另一方面,是消費級市場的“普惠曲線”。 這條路線以非侵入式技術為主,技術難度相對較低,安全性高,成本可控,在教育、康養、娛樂等場景滲透率快速提升 。可孚醫療、翔宇醫療等企業已率先布局。翔宇醫療推出的腦機接口康復產品矩陣,覆蓋上下肢訓練、外骨骼機器人等場景,正將康復器械從“輔助工具”向“精準治療載體”升級 。

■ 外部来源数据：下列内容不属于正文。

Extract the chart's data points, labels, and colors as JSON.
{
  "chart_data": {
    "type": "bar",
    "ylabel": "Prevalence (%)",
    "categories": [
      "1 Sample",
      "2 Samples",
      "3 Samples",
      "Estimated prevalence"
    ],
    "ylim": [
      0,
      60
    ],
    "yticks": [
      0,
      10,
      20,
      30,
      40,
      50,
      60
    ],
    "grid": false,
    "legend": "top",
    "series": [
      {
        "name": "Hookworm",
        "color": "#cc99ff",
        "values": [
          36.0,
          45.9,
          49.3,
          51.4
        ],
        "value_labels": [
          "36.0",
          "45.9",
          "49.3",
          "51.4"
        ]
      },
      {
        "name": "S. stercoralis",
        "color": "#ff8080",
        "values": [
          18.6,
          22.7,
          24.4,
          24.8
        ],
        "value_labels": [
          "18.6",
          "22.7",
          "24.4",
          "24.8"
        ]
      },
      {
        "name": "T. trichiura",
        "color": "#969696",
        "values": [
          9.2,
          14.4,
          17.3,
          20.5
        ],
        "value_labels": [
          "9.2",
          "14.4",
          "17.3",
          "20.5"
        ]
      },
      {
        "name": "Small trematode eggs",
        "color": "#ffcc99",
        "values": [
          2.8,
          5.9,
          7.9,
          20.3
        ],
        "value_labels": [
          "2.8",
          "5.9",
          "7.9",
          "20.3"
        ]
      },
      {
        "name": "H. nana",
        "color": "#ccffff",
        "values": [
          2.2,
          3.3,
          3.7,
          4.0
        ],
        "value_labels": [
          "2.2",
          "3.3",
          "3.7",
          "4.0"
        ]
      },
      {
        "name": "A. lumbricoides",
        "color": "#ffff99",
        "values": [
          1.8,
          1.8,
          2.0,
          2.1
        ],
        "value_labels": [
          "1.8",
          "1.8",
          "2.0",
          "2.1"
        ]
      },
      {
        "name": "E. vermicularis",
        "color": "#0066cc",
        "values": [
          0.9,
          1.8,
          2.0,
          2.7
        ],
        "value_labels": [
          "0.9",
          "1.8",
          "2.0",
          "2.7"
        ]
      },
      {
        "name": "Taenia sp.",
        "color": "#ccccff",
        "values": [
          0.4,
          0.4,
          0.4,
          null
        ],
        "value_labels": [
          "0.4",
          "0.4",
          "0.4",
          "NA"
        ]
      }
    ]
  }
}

這一市場競爭者眾多,產品同質化風險較高,但市場空間廣闊,是支撐產業早期發展的基石。
值得一提的是,介入式技術路線作為中間路線,正由南開大學段峰團隊等探索,通過血管將支架電極送入大腦,兼具微創與信號質量優勢,若臨床進展順利,有望在未來形成三足鼎立之勢。
挑戰猶存,未來已來
盡管捷報頻傳,但我們必須清醒地看到,腦機接口產業仍面臨諸多挑戰。
首先是技術與臨床轉化的鴻溝。從“科研樣機”到“成熟醫療產品”需要跨越“最后一公里”,這不僅是技術的優化,更是標準的確立和流程的跑通 。復旦大學加福民副研究員表示,腦機接口是典型的跨學科領域,傳統醫療機構與科研院所的專業分工壁壘亟待打破。
其次是成本與市場認知的制約。目前侵入式設備的生產成本高昂,導致產品價格難以親民。同時,消費者對侵入式設備的安全性仍存恐懼,對非侵入式設備的性能存疑。
再者是倫理與數據安全的風險。腦電數據作為最私密的生物信息,其采集、存儲、使用尚缺乏完善的法律規范,我國在國際腦機接口倫理準則制定中尚缺少話語權。
但無論如何,今天的我們已經站在了一個新的起點。國家“十五五”規劃已將腦機接口明確為未來產業,政府工作報告首次提及要培育壯大包括腦機接口在內的一批未來產業 。上海、北京、江蘇等地紛紛出臺行動方案,從臨床平臺建設、醫保定價到人才引進,提供全方位支持 。
對于中國醫療器械產業而言,腦機接口這片藍海,才剛剛掀起波瀾。誰能在這場穿越“死亡之谷”的競速中率先撞線,不僅取決于技術的深度,更取決于對臨床真實需求的精準洞察與敬畏。